He's as big as Lance Armstrong's exploits, as meaty as Alex Rodriguez's arrogance and he too has been dethroned due to doping.
The three competitors have lots in common but the biggest difference is that the latter is this year's Calgary Stampede grand champion steer.
Yes, the Calgary Stampede's drug policy has claimed its first champion.
The steer, which is owned by Royden Anderson and Riley Chalack, had his title stripped after a substance, which the Stampede did not disclose, was found during a standard blood test.
"We are committed to animal care and welfare, and we will continue to enhance rules, regulations and policies related to animal health and safety," says Max Fritz, Director of Western Events and Agriculture.

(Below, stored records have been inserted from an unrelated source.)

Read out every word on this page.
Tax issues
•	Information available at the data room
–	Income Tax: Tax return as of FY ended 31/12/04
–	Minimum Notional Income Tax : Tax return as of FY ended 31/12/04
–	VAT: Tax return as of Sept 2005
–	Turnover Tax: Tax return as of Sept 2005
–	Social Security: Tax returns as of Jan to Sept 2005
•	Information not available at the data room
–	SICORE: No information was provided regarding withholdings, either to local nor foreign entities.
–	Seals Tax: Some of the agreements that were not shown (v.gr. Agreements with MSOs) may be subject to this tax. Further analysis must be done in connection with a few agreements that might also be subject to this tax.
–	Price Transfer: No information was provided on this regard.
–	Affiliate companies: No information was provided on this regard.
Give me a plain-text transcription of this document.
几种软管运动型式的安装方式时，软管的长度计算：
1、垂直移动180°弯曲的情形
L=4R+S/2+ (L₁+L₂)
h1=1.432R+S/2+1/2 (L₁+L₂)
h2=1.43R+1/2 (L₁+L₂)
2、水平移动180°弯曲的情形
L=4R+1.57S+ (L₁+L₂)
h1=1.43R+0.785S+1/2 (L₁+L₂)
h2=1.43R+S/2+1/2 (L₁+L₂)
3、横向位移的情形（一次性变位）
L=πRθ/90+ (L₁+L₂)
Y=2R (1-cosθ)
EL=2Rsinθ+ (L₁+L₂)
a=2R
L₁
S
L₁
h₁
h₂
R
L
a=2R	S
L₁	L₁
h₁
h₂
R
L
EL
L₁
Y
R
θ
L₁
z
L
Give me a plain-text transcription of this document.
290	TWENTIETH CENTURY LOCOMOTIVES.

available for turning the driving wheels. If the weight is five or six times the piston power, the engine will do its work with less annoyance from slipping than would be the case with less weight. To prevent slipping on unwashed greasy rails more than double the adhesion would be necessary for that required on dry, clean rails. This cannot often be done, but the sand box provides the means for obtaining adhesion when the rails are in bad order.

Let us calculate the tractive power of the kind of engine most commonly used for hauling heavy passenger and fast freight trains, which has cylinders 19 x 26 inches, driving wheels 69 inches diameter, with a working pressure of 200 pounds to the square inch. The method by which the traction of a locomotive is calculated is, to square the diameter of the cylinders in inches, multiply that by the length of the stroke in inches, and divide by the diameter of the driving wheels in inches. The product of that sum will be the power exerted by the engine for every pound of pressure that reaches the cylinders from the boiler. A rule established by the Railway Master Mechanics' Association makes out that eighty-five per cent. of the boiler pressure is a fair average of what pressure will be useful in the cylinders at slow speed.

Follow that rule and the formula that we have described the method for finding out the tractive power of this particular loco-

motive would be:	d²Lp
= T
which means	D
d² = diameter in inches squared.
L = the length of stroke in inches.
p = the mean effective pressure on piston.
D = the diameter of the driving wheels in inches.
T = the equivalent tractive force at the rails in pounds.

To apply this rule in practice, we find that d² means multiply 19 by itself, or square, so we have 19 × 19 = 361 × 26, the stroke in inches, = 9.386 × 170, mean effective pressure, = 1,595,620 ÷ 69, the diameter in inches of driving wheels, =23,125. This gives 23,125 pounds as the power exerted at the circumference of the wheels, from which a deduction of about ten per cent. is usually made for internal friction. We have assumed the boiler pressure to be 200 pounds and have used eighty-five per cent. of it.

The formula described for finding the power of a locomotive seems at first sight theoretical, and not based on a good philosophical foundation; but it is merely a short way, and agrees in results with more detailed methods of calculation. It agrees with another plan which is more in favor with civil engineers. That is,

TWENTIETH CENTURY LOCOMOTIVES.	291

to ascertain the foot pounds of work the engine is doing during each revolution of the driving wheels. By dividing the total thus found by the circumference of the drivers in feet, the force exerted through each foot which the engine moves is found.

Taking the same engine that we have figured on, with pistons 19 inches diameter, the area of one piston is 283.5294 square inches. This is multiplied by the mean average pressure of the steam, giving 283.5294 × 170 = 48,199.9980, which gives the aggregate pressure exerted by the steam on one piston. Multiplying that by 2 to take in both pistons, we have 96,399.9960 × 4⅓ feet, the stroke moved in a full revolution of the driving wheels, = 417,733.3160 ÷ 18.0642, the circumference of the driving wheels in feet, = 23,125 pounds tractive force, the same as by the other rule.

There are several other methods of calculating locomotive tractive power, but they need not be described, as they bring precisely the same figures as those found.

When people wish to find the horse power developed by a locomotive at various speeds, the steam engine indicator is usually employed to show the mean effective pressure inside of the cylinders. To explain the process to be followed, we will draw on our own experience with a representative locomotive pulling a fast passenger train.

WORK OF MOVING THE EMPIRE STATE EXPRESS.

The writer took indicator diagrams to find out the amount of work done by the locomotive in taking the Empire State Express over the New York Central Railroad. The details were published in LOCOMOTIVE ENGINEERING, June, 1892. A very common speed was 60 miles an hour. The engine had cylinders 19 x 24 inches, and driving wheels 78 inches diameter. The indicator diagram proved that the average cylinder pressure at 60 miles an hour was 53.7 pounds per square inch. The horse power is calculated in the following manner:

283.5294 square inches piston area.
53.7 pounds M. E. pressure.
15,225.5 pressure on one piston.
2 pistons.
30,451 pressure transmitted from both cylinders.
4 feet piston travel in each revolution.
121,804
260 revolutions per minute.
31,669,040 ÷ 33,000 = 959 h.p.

"As part of this responsibility, we reserve the right to carry out drug testing. In the case of the steer competition, we felt it was important to test both the Grand Champion and the Reserve Grand Champion for the integrity of this competition."
This is the first time a steer has been disqualified due to doping.
But the owners of the dethroned steer say they will appeal the decision and told the Calgary Herald what the animal was on was Banamine, a pain killer they were told to put the steer on after he suffered an injury eight months ago.
Chalack told the Herald they administered the anti-inflammatory the night before the competition after asking a Stampede vet.
“We asked him if we could use a different kind of anti-inflammatory, and he said ‘No, we want you to use Banamine,’” Chalack said.
The title of Calgary Stampede grand champion steer carries with it a $10,000 purse.